North Korea Is Competing In The PyeongChang Olympics & It's A Huge Deal
If you're keeping close watch on who's competing at the Olympic Games next month, you can officially add one more country to the list. On Tuesday, Jan. 9, it was confirmed that North Korea is competing in the Winter Olympics this year. The games will be held in PyeongChang, South Korea in February.
Officials from North and South Korea met Tuesday in Panmujom in the demilitarized zone between the two countries to discuss the possibility of the North competing. According to Reuters, North Korea will be sending a delegation that includes athletes, cheerleaders, a performance art team, officials, reporters, and spectators.
So far, The New York Times reports, only a pairs figure skating team from North Korea has qualified to compete, and the group sent on behalf of the North at each Olympics is generally small. (Although North Korea missed a fall deadline from the International Olympics Committee (IOC) that would've allowed the figure skaters to compete, the IOC said they'll be flexible considering North Korean athletes' participation.)
It's a big deal for North Korea to attend the Winter Olympics at all, as it hasn't done so in eight years, per The Times. The country has yet to win a gold medal and has a rocky past with the games; in 1988, North Korea boycotted the Seoul games, and Korean agents planted a bomb on board an airplane in a terrorist attack the year leading up to it that killed 115 people.
The decision to include North Korea in the international competition also represents a turning point in relations between the two countries, which have been tense in recent months as North Korea continues to ratchet up its nuclear program.
On Jan. 1, North Korean leader Kim Jong-un announced in his annual New Year's Day address that he would send a team, adding that talks with the South were required to finalize the decision and conditions. Kim added, "Above all, we must ease the acute military tensions between the North and the South ... The North and the South should no longer do anything that would aggravate the situation, and must exert efforts to ease military tensions and create a peaceful environment."
Kim also took the opportunity in that speech to remind the U.S. of its military might. "It's not a mere threat but a reality that I have a nuclear button on the desk in my office," he said during his speech. "All of the mainland United States is within the range of our nuclear strike."
This proved a provocation for Trump, who lashed out with a tweeted message of his own: "North Korean Leader Kim Jong Un just stated that the 'Nuclear Button is on his desk at all times,'" tweeted Trump on Jan. 2. "Will someone from his depleted and food starved regime please inform him that I too have a Nuclear Button, but it is a much bigger & more powerful one than his, and my Button works!"
Per the BBC, the last talks between the two Asian countries were in 2015, and were followed by a breakdown. Tensions have continued to rise since as the nuclear program develops at breakneck pace in the North.

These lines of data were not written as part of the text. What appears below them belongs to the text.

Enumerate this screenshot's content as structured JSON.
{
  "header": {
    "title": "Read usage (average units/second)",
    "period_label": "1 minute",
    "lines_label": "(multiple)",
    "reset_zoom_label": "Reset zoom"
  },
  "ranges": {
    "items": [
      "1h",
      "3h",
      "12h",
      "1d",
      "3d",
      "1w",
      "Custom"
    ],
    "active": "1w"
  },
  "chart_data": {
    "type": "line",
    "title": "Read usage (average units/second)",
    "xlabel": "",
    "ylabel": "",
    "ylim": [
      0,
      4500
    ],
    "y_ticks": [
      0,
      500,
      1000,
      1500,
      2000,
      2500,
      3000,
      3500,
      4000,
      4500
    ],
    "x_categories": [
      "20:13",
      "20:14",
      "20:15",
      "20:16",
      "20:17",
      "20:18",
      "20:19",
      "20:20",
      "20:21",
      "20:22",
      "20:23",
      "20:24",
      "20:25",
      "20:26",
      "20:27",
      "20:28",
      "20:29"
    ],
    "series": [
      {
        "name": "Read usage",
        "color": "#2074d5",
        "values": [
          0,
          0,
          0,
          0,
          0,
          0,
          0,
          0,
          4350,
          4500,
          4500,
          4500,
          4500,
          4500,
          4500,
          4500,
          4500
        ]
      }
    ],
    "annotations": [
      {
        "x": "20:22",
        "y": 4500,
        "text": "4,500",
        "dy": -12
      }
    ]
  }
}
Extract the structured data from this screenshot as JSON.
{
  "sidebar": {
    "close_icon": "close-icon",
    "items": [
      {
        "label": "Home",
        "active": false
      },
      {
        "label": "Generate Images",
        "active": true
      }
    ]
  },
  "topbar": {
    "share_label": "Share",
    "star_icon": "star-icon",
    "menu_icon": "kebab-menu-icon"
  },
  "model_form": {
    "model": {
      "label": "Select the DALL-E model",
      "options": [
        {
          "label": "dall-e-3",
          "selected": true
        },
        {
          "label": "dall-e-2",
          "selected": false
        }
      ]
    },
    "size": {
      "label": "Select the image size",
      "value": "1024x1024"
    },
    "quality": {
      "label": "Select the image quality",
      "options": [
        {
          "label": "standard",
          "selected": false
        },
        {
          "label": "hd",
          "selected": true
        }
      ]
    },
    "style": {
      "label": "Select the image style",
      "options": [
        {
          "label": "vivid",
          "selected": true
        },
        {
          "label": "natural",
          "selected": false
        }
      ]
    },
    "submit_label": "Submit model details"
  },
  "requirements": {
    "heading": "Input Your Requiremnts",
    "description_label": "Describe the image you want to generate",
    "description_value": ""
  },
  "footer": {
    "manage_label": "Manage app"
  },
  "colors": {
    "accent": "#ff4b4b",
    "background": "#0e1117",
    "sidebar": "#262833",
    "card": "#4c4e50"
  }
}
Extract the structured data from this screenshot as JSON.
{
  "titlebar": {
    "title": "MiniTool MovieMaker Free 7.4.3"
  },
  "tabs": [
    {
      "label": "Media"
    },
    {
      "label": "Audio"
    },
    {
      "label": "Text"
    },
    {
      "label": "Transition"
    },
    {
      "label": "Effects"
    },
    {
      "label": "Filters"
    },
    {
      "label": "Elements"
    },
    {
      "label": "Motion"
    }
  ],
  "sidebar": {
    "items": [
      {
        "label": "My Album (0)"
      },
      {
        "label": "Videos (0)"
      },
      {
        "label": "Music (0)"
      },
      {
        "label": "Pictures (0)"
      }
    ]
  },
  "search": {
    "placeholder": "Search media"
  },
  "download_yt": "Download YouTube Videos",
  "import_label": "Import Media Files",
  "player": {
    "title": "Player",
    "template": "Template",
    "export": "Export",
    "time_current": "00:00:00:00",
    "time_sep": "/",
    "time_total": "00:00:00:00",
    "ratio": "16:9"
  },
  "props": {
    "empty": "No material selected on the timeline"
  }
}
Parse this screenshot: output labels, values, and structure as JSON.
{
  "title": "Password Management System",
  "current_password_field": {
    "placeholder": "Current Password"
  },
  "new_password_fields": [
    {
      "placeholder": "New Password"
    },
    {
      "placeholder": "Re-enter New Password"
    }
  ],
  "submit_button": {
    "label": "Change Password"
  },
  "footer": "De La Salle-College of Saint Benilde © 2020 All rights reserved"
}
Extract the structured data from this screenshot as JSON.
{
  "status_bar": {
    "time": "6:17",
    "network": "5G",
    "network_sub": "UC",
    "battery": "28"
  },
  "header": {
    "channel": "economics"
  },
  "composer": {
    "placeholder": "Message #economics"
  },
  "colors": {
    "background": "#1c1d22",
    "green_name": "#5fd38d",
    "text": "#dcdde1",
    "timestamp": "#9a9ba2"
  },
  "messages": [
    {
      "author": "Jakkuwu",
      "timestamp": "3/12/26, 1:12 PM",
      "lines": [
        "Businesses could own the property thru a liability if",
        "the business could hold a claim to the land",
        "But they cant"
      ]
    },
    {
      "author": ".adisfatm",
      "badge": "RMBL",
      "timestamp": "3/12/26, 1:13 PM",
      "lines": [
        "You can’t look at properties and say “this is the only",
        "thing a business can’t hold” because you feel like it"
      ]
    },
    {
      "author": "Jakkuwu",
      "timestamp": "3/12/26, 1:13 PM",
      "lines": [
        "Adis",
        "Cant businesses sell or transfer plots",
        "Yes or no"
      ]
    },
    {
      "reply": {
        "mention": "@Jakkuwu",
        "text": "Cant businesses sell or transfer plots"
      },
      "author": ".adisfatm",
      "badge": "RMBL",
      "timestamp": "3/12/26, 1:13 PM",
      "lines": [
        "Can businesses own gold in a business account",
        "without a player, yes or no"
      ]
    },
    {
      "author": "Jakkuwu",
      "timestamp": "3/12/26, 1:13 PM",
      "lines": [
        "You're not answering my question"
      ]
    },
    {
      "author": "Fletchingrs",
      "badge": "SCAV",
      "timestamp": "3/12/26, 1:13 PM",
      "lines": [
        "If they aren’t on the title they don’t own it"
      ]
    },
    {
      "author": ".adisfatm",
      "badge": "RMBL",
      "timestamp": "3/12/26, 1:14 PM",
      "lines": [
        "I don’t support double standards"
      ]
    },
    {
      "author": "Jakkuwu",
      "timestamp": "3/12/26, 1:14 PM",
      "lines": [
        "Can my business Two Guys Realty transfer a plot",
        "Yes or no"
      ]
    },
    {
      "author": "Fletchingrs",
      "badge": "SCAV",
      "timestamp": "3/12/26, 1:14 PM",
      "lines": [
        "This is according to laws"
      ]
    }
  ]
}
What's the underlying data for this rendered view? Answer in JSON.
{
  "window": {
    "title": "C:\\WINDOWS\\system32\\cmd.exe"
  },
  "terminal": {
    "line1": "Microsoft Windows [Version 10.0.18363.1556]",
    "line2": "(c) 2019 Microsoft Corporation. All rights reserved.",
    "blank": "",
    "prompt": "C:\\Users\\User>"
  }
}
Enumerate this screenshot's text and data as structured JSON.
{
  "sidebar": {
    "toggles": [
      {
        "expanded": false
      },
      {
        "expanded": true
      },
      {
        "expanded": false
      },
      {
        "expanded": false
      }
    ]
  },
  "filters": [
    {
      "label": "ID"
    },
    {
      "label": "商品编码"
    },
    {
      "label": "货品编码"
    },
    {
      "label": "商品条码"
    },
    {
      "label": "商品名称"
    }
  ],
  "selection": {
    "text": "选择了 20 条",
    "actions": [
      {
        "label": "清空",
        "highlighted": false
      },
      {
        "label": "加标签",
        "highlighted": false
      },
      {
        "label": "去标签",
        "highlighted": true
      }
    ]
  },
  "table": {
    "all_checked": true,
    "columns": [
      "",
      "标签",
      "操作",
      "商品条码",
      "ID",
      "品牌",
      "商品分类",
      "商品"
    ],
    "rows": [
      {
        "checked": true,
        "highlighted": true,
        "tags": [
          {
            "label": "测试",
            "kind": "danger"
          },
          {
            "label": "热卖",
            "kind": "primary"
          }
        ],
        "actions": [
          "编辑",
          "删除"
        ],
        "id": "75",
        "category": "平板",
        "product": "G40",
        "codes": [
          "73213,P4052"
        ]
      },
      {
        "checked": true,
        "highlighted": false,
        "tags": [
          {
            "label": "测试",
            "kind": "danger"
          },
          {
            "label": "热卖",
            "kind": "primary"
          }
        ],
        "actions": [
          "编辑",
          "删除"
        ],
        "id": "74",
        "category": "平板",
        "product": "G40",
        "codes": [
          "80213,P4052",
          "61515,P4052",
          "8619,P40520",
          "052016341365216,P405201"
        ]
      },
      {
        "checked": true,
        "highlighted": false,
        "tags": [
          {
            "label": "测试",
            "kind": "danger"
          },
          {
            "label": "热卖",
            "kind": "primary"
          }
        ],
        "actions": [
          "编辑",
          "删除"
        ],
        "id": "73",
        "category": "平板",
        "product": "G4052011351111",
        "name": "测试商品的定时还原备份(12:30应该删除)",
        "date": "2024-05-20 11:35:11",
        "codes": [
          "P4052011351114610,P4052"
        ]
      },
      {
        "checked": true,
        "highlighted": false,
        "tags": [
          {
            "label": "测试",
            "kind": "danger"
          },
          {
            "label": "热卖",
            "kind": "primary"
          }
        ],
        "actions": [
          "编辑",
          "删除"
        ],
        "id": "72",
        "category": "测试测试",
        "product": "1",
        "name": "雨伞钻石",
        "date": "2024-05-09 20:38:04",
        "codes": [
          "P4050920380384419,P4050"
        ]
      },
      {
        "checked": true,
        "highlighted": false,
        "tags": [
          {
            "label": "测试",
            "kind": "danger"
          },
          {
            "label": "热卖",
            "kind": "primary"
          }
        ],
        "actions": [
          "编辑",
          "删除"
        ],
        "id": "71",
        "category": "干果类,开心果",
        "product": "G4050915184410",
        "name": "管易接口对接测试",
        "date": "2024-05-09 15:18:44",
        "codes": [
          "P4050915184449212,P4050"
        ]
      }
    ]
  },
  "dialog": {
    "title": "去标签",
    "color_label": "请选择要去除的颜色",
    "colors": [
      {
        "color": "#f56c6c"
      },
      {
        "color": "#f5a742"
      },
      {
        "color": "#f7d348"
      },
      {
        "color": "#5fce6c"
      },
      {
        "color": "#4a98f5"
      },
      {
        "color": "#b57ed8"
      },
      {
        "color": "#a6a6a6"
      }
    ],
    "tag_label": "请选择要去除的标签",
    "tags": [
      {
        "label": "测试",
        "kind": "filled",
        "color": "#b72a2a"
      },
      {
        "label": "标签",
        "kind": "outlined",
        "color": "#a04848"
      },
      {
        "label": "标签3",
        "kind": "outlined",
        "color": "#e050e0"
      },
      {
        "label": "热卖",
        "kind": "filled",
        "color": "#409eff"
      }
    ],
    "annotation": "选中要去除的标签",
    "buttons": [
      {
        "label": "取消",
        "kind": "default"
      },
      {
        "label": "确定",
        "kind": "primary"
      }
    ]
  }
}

The talk was expected to also touch on the potential to open up negotiations between the U.S. and North Korea. But following the 11th-hour talk on Tuesday, North Korea was apparently unhappy with the South's attempt to bring up the nuclear program. Per Reuters, a North Korean negotiator warned against it in his closing remarks. "This is not a matter between North and South Korea, and to bring up this issue would cause negative consequences and risks turning all of today’s good achievement into nothing," said Ri Son Gwon, chairman of the North’s Committee for the Peaceful Reunification of the Fatherland.
There had also been speculation and rumors in recent weeks about whether the U.S. would send a team at all if North Korea did, in fact, send its own. But the U.S. Olympic Committee (USOC) put that rumor to bed.
Trump himself vocalized support for having North Korea present at the Games. "I'd like to see them getting involved in the Olympics and maybe things go from there," the president said to reporters at Camp David on Saturday, according to The Hill. "I'm behind that 100 percent." Referring to the new outreach between the two Koreas, he added, "I would love to see them take it beyond the Olympics. We have a very good relationship with South Korea."
During the Olympics, per The Times, North Korea will likely refrain from performing any nuclear missile launches, providing a sort of window in which the U.S. might be in a position to open talks.
"The first direct talks between North and South Korea in more than two years appear to be paying off," wrote CBS This Morning producer Ryan Kadro. They announced that North Korea will send athletes to the winter Olympics, opening one month from today in South Korea."
The Times reports that the talks on Tuesday also paved the way for reinstating a program between the two nations that allows elderly Koreans who were separated from loved ones following the Korean war to temporarily be reunited. In addition, the countries apparently discussed the possibility of marching under the same flag during the opening and closing ceremonies.